Palermo, 1992. In seguito alla strage di Capaci del 23 maggio, al giudice Paolo Borsellino viene rinforzato il servizio di scorta.

La squadra Quarto Savona 21 è coordinata da Agostino Catalano ed è composta da Eddie Cosina, Vincenzo Li Muli, Antonio Vullo e Claudio Traina.

A completarla giunge la sarda Emanuela Loi, poliziotta per necessità, intimamente impaurita e desiderosa di un trasferimento.

Nasconde il suo nuovo incarico ai genitori (confidandosi invece con la sorella Claudia) e progetta con il suo fidanzato un matrimonio.

Attraverso i colloqui con il reticente detenuto Palmara, Borsellino prosegue le sue indagini. Il livello di guardia attorno a lui è alto (e gli agenti cominciano a sospettare di doppiogiochismo un funzionario interno, Arena), ma ciò non impedirà un nuovo eccidio mafioso, il 19 luglio.

Recensione

Non sempre i buoni propositi si traducono in buoni film.

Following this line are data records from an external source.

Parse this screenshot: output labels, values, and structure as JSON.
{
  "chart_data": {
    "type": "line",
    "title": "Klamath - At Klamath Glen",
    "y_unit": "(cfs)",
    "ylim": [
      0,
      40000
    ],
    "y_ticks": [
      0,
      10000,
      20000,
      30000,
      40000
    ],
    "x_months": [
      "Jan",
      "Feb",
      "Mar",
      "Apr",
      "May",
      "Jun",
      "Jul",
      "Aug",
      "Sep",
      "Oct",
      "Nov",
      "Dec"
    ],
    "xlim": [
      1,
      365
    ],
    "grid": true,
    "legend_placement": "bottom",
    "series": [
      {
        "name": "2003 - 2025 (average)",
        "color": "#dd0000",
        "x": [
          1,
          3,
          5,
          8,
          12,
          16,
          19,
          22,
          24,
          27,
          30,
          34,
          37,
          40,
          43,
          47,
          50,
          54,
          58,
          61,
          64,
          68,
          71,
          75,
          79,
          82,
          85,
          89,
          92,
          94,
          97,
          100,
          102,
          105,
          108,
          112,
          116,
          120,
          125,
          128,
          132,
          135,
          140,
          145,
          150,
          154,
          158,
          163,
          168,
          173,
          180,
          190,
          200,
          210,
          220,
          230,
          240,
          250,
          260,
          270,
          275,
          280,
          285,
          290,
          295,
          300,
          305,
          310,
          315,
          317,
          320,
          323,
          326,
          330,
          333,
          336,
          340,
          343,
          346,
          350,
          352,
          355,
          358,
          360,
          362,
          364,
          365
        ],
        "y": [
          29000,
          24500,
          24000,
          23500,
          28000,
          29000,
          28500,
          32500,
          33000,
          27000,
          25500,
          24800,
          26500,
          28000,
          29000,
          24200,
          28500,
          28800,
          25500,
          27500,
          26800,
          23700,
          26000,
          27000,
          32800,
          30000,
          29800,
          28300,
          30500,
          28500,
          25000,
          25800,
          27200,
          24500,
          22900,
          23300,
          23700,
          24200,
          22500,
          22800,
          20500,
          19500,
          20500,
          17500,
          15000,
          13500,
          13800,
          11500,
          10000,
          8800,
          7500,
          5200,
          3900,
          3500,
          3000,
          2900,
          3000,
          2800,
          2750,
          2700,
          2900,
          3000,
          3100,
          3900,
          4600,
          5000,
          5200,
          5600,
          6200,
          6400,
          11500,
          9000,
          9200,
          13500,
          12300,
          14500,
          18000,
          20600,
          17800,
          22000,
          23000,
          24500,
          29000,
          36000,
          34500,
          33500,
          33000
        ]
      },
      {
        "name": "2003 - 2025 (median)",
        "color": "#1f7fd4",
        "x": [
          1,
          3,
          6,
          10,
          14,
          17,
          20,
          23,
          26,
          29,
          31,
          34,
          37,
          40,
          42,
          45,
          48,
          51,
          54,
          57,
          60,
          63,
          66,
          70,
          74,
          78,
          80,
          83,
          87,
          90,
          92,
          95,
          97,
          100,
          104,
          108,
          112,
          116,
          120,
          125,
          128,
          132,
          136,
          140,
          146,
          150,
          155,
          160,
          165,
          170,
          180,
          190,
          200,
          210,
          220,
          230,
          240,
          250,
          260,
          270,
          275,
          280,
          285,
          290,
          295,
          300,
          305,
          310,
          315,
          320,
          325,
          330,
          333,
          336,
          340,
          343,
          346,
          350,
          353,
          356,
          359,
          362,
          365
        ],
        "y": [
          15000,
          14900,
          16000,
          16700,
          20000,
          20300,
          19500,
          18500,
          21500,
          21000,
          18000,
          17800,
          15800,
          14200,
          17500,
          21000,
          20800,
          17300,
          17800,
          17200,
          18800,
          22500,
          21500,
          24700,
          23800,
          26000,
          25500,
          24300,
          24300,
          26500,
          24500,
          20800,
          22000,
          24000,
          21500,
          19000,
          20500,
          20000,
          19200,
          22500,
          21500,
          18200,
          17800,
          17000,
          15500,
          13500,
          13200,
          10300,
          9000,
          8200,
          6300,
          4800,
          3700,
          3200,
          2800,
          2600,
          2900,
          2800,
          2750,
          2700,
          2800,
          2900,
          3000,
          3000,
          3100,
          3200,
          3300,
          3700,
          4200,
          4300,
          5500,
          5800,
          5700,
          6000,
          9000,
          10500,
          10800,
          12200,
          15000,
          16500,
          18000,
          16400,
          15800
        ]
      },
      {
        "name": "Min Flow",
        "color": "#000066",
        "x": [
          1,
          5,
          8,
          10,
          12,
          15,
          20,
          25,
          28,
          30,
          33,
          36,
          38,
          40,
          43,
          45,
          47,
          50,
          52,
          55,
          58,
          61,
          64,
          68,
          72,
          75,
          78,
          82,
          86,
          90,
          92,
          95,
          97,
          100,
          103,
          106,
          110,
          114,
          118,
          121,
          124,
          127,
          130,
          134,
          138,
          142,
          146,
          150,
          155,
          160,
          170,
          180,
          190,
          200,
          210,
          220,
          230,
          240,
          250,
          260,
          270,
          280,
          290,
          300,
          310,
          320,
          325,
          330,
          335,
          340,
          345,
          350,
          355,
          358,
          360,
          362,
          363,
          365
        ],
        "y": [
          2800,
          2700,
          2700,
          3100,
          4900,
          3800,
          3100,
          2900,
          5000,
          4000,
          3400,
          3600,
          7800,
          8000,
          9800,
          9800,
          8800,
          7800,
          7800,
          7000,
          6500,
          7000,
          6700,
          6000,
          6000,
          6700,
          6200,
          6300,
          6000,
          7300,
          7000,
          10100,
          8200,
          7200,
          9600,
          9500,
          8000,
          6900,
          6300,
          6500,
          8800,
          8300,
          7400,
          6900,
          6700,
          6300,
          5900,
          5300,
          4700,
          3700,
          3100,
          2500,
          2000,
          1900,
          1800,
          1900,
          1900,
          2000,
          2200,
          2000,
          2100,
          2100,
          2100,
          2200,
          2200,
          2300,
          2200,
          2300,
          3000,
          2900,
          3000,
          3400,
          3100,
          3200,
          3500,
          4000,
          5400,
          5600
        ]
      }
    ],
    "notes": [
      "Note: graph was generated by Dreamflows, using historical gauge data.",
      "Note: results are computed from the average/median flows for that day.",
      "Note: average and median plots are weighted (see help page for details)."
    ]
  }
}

Questo di Rocco Cesareo (il drammatico Il popolo degli uccelli, con Lando Buzzanca) è un esempio di appassionato stile televisivo prestato al cinema: la volontà di indignare c’è (e ripercorrere pagine così dolorose di storia recente inevitabilmente suscita rabbia), ma manca la mano di un Damiani o di un Vancini dei bei tempi, o persino di un Giuseppe Ferrara: il suo Giovanni Falcone risultava affrettato e poco riuscito, però almeno attingeva più fedelmente alla cronaca.

Stavolta, invece, molti sono i dettagli lasciati al caso o forse inventati, su tutti l’atteggiamento troppo cordiale di Paolo Borsellino, notoriamente corrucciato e conscio di disporre di poco tempo nei 57 giorni che separarono le due stragi, o il comportamento contraddittorio dell’immaginario Palmara.

L’aspetto delle indagini, poi, sembra completamente abbandonato, facendo sembrare l’attentato finale quasi come un immotivato punto d’arrivo; ma probabilmente è un espediente narrativo per concentrarsi sullo scopo principale della pellicola: le storie individuali, il sacrificio del singolo.

Il regista si affida ad attori alacri con poco cinema alle spalle, provenienti da teatro e tv: le Boccoli (le sorelle Loi), Insegno (Catalano), Garrani (Borsellino), Lo Monaco (l’ispettore capo); molte delle altre interpretazioni, però, risultano spesso insufficienti.

Indiscutibilmente pregiata è la sequenza iniziale: i martiri, i veri eroi mostrati in foto private, alternate agli articoli di giornale che li riguardano.

Un modo per anteporre coscienziosamente l’insopportabile realtà a qualsiasi fiction.